How Correlation, Regression, and Two-Way Tables Clarify Statistical Data
One of the most common goals of statistical research is to find links between variables. Using correlation, regression, and two-way tables, you can use data to answer questions like these:
Which lifestyle behaviors increase or decrease the risk of cancer?
What are the number of side effects associated with this new drug?
Can I lower my cholesterol by taking this new herbal supplement?
Does spending a large amount of time on the Internet cause a person to gain weight?
Finding links between variables is what helps the medical world design better drugs and treatments, provides marketers with info on who is more likely to buy their products, and gives politicians information on which to build arguments for and against certain policies.

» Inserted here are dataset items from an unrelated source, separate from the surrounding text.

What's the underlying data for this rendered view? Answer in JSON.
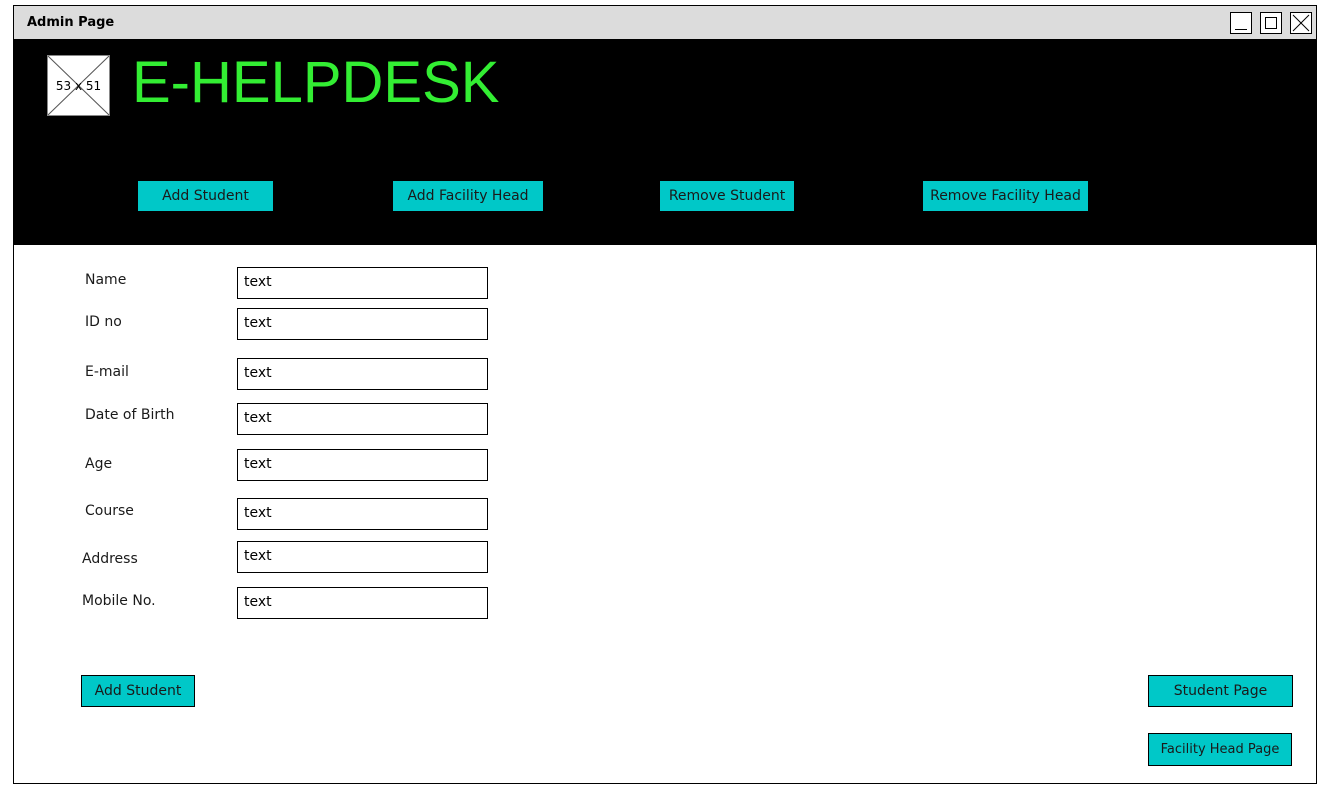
{
  "window": {
    "title": "Admin Page"
  },
  "header": {
    "logo_placeholder": "53 x 51",
    "brand": "E-HELPDESK",
    "nav": [
      {
        "label": "Add Student"
      },
      {
        "label": "Add Facility Head"
      },
      {
        "label": "Remove Student"
      },
      {
        "label": "Remove Facility Head"
      }
    ]
  },
  "form": {
    "fields": [
      {
        "label": "Name",
        "value": "text"
      },
      {
        "label": "ID no",
        "value": "text"
      },
      {
        "label": "E-mail",
        "value": "text"
      },
      {
        "label": "Date of Birth",
        "value": "text"
      },
      {
        "label": "Age",
        "value": "text"
      },
      {
        "label": "Course",
        "value": "text"
      },
      {
        "label": "Address",
        "value": "text"
      },
      {
        "label": "Mobile No.",
        "value": "text"
      }
    ],
    "submit_label": "Add Student"
  },
  "side_actions": {
    "student_page": "Student Page",
    "facility_head_page": "Facility Head Page"
  },
  "colors": {
    "header_bg": "#000000",
    "brand": "#33ee33",
    "button": "#00c8c8",
    "titlebar": "#dcdcdc"
  }
}
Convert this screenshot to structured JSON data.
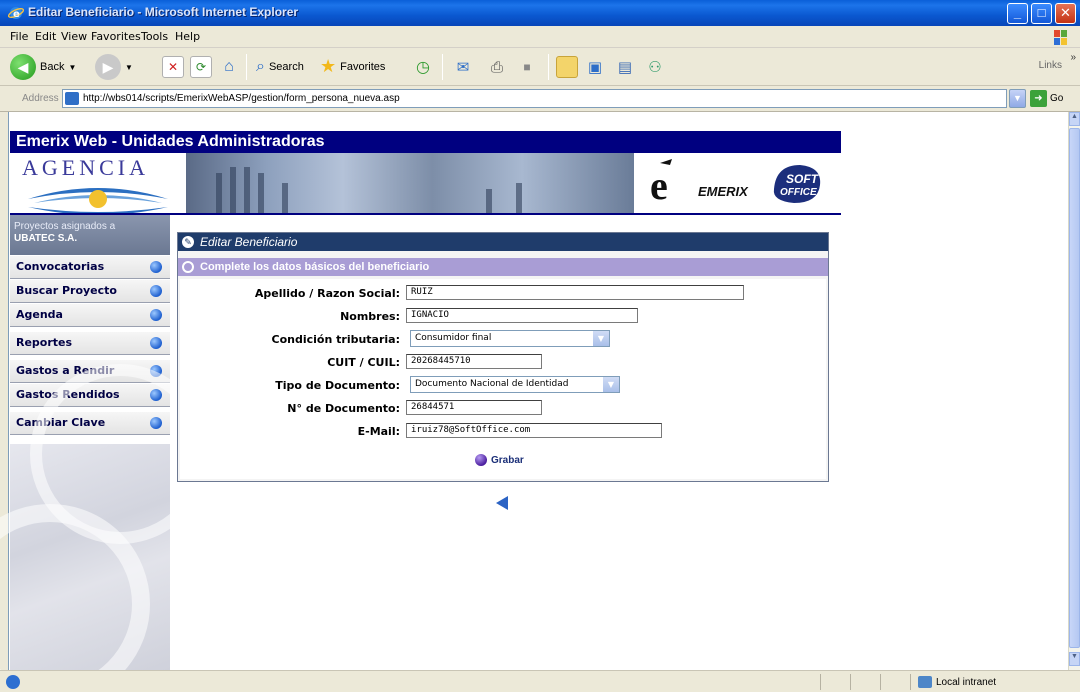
{
  "window": {
    "title": "Editar Beneficiario - Microsoft Internet Explorer"
  },
  "menu": [
    "File",
    "Edit",
    "View",
    "Favorites",
    "Tools",
    "Help"
  ],
  "toolbar": {
    "back_label": "Back",
    "search_label": "Search",
    "favorites_label": "Favorites",
    "links_label": "Links"
  },
  "address": {
    "label": "Address",
    "url": "http://wbs014/scripts/EmerixWebASP/gestion/form_persona_nueva.asp",
    "go_label": "Go"
  },
  "page": {
    "header_title": "Emerix Web - Unidades Administradoras",
    "agencia_text": "AGENCIA",
    "emerix_text": "EMERIX",
    "soft_office_text": "SOFT OFFICE"
  },
  "sidebar": {
    "project_line1": "Proyectos asignados a",
    "project_line2": "UBATEC S.A.",
    "items": [
      {
        "label": "Convocatorias"
      },
      {
        "label": "Buscar Proyecto"
      },
      {
        "label": "Agenda"
      },
      {
        "label": "Reportes"
      },
      {
        "label": "Gastos a Rendir"
      },
      {
        "label": "Gastos Rendidos"
      },
      {
        "label": "Cambiar Clave"
      }
    ]
  },
  "form": {
    "panel_title": "Editar Beneficiario",
    "subtitle": "Complete los datos básicos del beneficiario",
    "fields": {
      "apellido": {
        "label": "Apellido / Razon Social:",
        "value": "RUIZ"
      },
      "nombres": {
        "label": "Nombres:",
        "value": "IGNACIO"
      },
      "condicion": {
        "label": "Condición tributaria:",
        "value": "Consumidor final"
      },
      "cuit": {
        "label": "CUIT / CUIL:",
        "value": "20268445710"
      },
      "tipo_doc": {
        "label": "Tipo de Documento:",
        "value": "Documento Nacional de Identidad"
      },
      "nro_doc": {
        "label": "N° de Documento:",
        "value": "26844571"
      },
      "email": {
        "label": "E-Mail:",
        "value": "iruiz78@SoftOffice.com"
      }
    },
    "save_label": "Grabar"
  },
  "status": {
    "zone_label": "Local intranet"
  },
  "colors": {
    "header_bar": "#000080",
    "panel_head": "#1f3c6b",
    "panel_sub": "#a99dd5"
  }
}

In the mega-business of looking for relationships between variables, you find an incredible number of statistical results — but can you tell what’s correct and what’s not? Many important decisions are made based on these studies, and it’s important to know what standards need to be met in order to deem the results credible, especially when a cause-and-effect relationship is being reported.
This is why you need to know how to
plot data from two numerical variables (such as dosage level and blood pressure);
find and interpret correlation (the strength and direction of the linear relationship between x and y);
find the equation of a line or curve that best fits the data (and when doing so is appropriate); and
use these results to make predictions for one variable based on another (called regression).

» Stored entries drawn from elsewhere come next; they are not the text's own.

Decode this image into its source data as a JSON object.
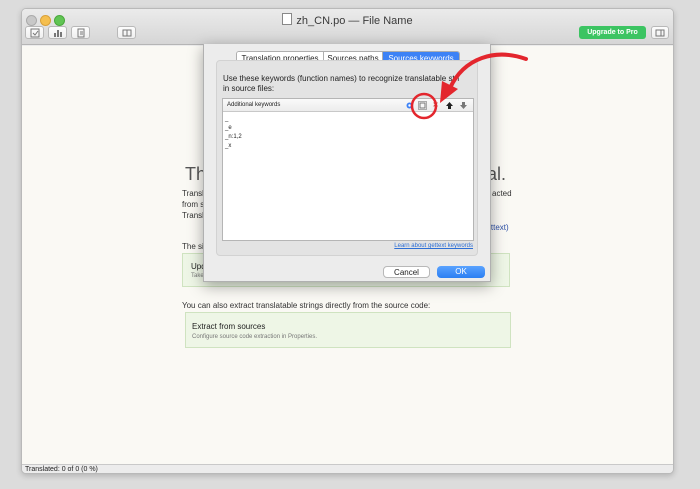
{
  "window": {
    "title": "zh_CN.po — File Name",
    "upgrade_label": "Upgrade to Pro"
  },
  "colors": {
    "accent": "#3d82f6",
    "upgrade_green": "#3cc462",
    "annotation_red": "#e3262d"
  },
  "background": {
    "heading_left": "Th",
    "heading_right": "al.",
    "para_line1": "Translat",
    "para_line1_right": "acted",
    "para_line2": "from s",
    "para_line3": "Transla",
    "para_line3_right": "gettext)",
    "section_line": "The si",
    "update_box_title": "Upd",
    "update_box_sub": "Take",
    "extract_intro": "You can also extract translatable strings directly from the source code:",
    "extract_title": "Extract from sources",
    "extract_sub": "Configure source code extraction in Properties."
  },
  "status": {
    "text": "Translated: 0 of 0 (0 %)"
  },
  "dialog": {
    "tabs": [
      {
        "label": "Translation properties",
        "active": false
      },
      {
        "label": "Sources paths",
        "active": false
      },
      {
        "label": "Sources keywords",
        "active": true
      }
    ],
    "description_line1": "Use these keywords (function names) to recognize translatable stri",
    "description_line2": "in source files:",
    "list_header": "Additional keywords",
    "keywords": [
      "_",
      "_e",
      "_n:1,2",
      "_x"
    ],
    "learn_link": "Learn about gettext keywords",
    "cancel_label": "Cancel",
    "ok_label": "OK"
  },
  "icons": {
    "add": "add-keyword-icon",
    "edit": "edit-keyword-icon",
    "remove": "remove-keyword-icon",
    "move_up": "move-up-icon",
    "move_down": "move-down-icon"
  }
}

You also need to recognize when a line fits the data well and when it doesn’t, and what conclusions you can make (and shouldn’t make) in the situations where a line does fit.
It is useful to look for and describe links between two categorical variables (such as the number of doses taken per day and the presence or absence of nausea). You do this by collecting and organizing data into two-way tables (where the possible values of one variable make up the rows and the possible values for the other variable make up the columns), interpreting the results, analyzing the data from two-way tables to look for relationships, and checking for independence.